California can't bail itself out; it can't print money and currently people demand very high returns on California's debt. Interstate banking means it also has a hard time addressing banking problems on its own. So the level of debt matters, it has a hard time running deficits and it can't cure banking problems. In addition, the multiplier is low, so in any case it wouldn't find fiscal policy attractive.

Mexico has historically borrowed from non-residents, and it remains a modest-sized component of a large global economy. It can thus suffer from short-term capital flight, and from exchange risk. It thus matters a great deal if it has a lot of debt, because that amplifies the downside from any negative shock and in general makes capital markets nervous. It can run budget deficits, as long as investors aren't nervous, but can't 100% rely on them.

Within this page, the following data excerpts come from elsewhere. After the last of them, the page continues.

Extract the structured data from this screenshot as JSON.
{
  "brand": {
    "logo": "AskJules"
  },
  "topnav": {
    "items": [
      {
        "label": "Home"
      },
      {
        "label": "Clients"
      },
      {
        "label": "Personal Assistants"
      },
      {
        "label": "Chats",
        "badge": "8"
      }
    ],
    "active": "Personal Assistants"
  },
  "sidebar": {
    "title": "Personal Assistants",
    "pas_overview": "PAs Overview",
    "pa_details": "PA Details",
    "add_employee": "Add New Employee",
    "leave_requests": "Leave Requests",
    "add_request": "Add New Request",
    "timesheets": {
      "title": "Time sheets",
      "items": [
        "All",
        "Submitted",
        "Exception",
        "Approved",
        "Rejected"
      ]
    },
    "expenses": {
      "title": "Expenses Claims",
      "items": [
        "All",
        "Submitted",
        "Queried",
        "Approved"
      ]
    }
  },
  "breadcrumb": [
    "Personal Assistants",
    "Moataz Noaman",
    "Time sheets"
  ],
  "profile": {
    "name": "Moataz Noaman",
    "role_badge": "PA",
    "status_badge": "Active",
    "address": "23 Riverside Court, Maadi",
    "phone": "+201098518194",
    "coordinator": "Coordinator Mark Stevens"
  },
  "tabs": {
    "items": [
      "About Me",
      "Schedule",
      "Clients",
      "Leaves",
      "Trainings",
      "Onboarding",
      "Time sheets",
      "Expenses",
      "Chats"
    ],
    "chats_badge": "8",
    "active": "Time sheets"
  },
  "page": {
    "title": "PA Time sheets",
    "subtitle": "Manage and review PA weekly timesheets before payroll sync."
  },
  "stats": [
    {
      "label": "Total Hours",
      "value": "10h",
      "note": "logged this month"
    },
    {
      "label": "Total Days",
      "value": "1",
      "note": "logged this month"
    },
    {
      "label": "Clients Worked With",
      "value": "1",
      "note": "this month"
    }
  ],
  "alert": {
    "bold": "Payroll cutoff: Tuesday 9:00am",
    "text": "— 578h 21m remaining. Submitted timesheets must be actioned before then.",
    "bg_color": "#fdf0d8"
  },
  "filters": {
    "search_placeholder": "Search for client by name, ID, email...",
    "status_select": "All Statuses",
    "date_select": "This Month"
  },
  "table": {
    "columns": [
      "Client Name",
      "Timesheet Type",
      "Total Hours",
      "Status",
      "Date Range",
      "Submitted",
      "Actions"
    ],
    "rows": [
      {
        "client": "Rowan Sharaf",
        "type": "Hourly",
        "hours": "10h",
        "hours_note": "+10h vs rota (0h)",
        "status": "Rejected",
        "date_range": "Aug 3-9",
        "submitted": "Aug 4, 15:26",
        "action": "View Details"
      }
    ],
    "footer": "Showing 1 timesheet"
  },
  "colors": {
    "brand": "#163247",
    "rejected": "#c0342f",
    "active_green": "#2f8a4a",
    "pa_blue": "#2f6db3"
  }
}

However, as domestic peso-based capital markets have grown in size, the potential to borrow in pesos is now greater, so Mexico has a degree of freedom it did not in the 1990s. Now fiscal policy has potency, though less than in the US because trade is more important to Mexico so the multiplier is smaller.

10. At the start of the Reagan Administration household savings were above 10%, but then declined almost monotonically to below zero in 2006. What are the costs and benefits of boosting savings rates to (say) their average postwar level of 8%-10%?

First we need to remember the paradox of thrift: s ↑ ⇒ G ↓ which is unpleasant. Over time any such effect should wear off, but a short-term swing in savings is not desirable. In addition, we have no guarantee that it will be channeled into productive investment and hence greater long-run growth.

But in general we would expect a large supply of savings to produce slightly lower real interest rates, which would lead to I ↑ and e ↓ (hence X-M ↑) and undo the crowing out we see at present. That would be good as we are running up lots of liabilities to the rest of the world. It would also boost LR growth.

One way to summarize this is using (S-I) + (T-G) ≡ (X-M). As long as we don't start running up bigger deficits, then S ↑ should lead to offsetting changes in other components of our global savings-investment balance.

Note that this does not guarantee that at the household level dis-saving in retirement would go smoothly; it does not get around the pay-as-you-go nature of retirement at the macroeconomic level. Hence we still are likely to see an increase in taxes in the not-so-distant future. But if we start saving now, we would be splitting a larger pie with the baby boomers, potentially one large enough to "pay back" the savings made up front with a decent increase in consumption.